The current debate over the environmental impacts and suitability of livestock grazing in arid western ecosystems has resulted in supporters declaring that livestock sometimes benefit streams (Savory 1988). Nearly all scientific studies, both observational and experimental, refute this claim. Livestock do not benefit stream and riparian communities, water quality, or hydrologic function in any way (Table 1). However, their damage can be reduced by improving grazing methods, herding or fencing cattle away from streams, reducing livestock numbers, or increasing the period of rest from grazing (Armour et al. 1994, Elmore and Kauffman 1994). The conclusion that all grazing practices detrimentally affect riparian areas (Elmore and Kauffman (1994) is to be expected since traditional grazing systems were developed for protecting upland grasses, not for protecting riparian plants and streamsbanks (Platts 1991, Saab et al. 1995).

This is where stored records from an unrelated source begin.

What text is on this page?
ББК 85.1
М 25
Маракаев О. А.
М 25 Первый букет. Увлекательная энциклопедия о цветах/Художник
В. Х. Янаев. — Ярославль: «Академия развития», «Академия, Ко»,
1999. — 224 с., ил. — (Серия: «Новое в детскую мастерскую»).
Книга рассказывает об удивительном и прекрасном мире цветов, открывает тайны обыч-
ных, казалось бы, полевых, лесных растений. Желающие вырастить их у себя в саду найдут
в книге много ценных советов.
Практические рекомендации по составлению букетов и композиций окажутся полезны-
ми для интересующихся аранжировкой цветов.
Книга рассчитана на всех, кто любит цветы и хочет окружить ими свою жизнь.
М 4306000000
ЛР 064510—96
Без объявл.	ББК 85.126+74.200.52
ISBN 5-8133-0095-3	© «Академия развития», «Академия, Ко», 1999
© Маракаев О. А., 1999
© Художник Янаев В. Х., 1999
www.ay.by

With improved livestock management, previously denuded streambanks may revegetate and erosion may decline (Elmore and Kauffman 1994), but recovery will take longer than if grazing were terminated completely (Myers and Swanson 1995, 1996a, Ohmart 1996). Trimble and Mendel (1995) concluded that "although there may have been improvements in grazing management, the increase of cattle in the West [a doubling over the last 50 years] suggest that grazing impacts will continue into the foreseeable future" (p. 233).
New studies go even further by suggesting that new grazing systems have only served to slow the rate of degradation, not reverse it. Sarr et al. (1996), for example, found that ten full years of livestock exclusion was necessary to reverse a negative trend and allow stream conditions to begin to improve. Elmore and Kauffman (1994) best summed up available evidence by stating that "livestock exclusion has consistently resulted in the most dramatic and rapid rates of ecosystem recovery " (p. 216).
Although the possibility of streams recovering their plant cover and ecological functions while providing food and water for livestock use is appealing (i.e. a win-win situation), it is largely contradicted by existing evidence (Table 1). Riparian specialist Robert Ohmart of the University of Arizona questions whether weakened and degraded riparian communities throughout the arid West can "hang onto their thread of existence for another 30-50 years" (Ohmart 1996, p. 272) while waiting for grazed systems to recover.
All discussions of improved grazing systems allude to the fact that the best prescription for stream recovery is a long period of rest from livestock grazing. Even those who strongly believe grazing to be compatible with healthy riparian ecosystems point out that 2-15 years of total livestock exclusion is required to initiate the recovery process (Duff 1977, Skovlin 1984, Clary and Webster 1989, Elmore 1996, Clary et al. 1996). Consequently, streams that are permanently protected from grazing have the highest probability of successful recovery (Claire and Storch 1977, Chaney et al. 1990, Bock et al. 1993, Armour et al. 1994, Fleischner 1994, Rhodes et al. 1994, Ohmart 1996, Case and Kauffman 1997).